3. Assess Your Processes

Controls for assessing your processes include segregating conflicting duties and areas of responsibility that can lead to unauthorized or unintentional modification or misuse of the institution's assets.

What happens to an employee's access privileges if he or she transfers to another department? Is the transfer noted by the security team? Should accessibility be restricted based on the new department or role? If students have access to administrative files in the course of a work-study program, are those access rights removed when they leave the job?

4. Promote Awareness across the Institution

Make your awareness programs highly visible and role-based. The industry standards include separate policies and controls for students, faculty, and staff that go beyond prompts to change passwords, so security education and awareness programs should be geared to each group.

A program for students could focus on recognizing malicious software (malware), phishing, and social network targeting, while your faculty awareness program would include policies and procedures around your learning management system. Again, this would depend on your earlier risk-assessment results.

If your assessment revealed that faculty members are lending badges and devices to their colleagues, then your awareness training for faculty should include physical and biometric security information sessions.

5. Isolate Systems and Data into Zones

Multi-zone isolation of systems with sensitive information is critical to data integrity. For example, student and alumni data could be zoned in separate databases, with access restricted based on roles or departments. With data zoned in this way, you can put more controls in place that are designed specifically to protect those areas. What's more, with remediation potentially very expensive, localized troubleshooting rather than fixing every system is much more cost effective.

6. Confirm the Security of Applications

Ask before you buy, and check what you develop. Secure development of the product should include security imbedded not just for functionality, but for backdoors and SQL injections.

System development life cycle (SDLC) reviews for vulnerabilities should take place during development and testing.

Before you sign a contract, you could ask for a penetration or vulnerability assessment, where someone tries to hack into the application. These tests can be expensive, so an alternative might be to ask about previous vulnerability scans and penetration tests as part of your RFP. Through these steps, you can assess how security is factored into the software development life cycle.

7. Determine Security Levels of Hosting and Cloud Services

When considering a hosting provider, you need to determine the levels of support and layers of responsibility for security. Is the vendor just providing a server while you manage the security, content, and liability if anything happens? Is the vendor only providing physical security?

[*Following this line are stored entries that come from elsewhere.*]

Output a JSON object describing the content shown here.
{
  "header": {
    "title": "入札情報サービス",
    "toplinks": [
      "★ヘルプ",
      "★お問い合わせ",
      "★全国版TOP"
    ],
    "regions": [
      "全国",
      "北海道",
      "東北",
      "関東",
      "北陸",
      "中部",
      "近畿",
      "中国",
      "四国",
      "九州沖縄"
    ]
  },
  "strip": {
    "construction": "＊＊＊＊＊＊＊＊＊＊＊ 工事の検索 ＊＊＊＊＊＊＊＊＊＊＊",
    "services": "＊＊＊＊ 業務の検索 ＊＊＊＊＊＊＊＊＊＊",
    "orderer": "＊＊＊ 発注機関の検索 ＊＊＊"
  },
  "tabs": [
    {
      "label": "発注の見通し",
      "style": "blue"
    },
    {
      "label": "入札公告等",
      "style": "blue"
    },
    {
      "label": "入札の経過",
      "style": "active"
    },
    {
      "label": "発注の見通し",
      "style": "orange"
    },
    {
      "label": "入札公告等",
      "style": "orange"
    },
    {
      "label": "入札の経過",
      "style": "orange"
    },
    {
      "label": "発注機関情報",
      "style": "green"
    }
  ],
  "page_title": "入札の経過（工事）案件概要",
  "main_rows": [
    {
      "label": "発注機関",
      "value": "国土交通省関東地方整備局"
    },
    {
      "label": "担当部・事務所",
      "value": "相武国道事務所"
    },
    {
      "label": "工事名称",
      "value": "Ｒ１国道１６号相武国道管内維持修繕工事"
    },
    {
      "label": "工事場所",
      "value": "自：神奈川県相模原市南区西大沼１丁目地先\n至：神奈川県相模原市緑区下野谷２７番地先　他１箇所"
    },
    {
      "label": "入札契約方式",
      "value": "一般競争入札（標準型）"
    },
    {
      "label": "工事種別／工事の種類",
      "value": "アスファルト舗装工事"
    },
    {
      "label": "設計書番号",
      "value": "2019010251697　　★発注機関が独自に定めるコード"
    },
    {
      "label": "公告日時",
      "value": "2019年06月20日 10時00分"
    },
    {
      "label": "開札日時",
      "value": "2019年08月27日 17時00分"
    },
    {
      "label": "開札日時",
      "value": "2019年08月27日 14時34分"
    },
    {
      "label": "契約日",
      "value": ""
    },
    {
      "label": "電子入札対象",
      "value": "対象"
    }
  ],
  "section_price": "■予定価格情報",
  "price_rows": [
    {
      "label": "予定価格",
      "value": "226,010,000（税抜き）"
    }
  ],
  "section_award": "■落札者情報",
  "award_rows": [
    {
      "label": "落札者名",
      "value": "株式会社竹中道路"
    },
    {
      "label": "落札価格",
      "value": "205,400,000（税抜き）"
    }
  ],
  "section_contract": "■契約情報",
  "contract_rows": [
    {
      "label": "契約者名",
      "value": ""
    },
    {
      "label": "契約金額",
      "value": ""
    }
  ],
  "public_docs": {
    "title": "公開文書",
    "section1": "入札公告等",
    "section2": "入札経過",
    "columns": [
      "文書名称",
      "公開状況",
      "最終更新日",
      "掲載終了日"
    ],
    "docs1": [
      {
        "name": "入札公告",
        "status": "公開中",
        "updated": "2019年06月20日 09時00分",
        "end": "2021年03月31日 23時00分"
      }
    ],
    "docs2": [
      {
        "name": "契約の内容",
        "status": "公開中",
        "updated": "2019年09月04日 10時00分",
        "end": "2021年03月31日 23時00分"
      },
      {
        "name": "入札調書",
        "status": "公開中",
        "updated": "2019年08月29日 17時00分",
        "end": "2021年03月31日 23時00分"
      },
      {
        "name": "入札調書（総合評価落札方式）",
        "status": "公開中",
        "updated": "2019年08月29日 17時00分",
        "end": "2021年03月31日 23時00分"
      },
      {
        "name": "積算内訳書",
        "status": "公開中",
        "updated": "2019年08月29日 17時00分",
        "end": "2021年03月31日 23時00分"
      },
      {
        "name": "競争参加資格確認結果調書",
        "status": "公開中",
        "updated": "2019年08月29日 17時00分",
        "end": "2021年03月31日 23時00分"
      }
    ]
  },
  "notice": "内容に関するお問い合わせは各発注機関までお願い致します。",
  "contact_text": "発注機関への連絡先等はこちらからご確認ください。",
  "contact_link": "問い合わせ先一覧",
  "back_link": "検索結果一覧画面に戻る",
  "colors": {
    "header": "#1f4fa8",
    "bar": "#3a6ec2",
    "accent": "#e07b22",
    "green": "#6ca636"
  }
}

Ask them about certifications. SOC 2 is the assessment standard for technology-oriented service organizations — and any vendor with data center operations or software-as-a-service (SaaS) offerings should have this certification or be close to achieving it. Also ask about the hosting provider's:

  • Resiliency and recovery plans: redundancy in the network, power, and multiple ISPs
  • Staffing: how many IT professionals will support your hosted solution and have knowledge of your environment?
  • Testing of those plans: even if it's a tabletop test where they step through the process without taking systems down, and then enhance processes based on results

8. Measure Outcomes

Follow the old adage: trust but verify. Are your security processes working? Again, this is a risk-based approach, so you don't need metrics for every control, but certainly for the high-risk ones. Were there more security incidents this month than last month? If so, investigate the incidents and consider putting more controls in place.

Implementing a program that includes all these "small steps" is the best way to protect your institution. These proactive measures may be all it takes to secure your data, instill confidence in your constituents, and keep your institution out of those headlines.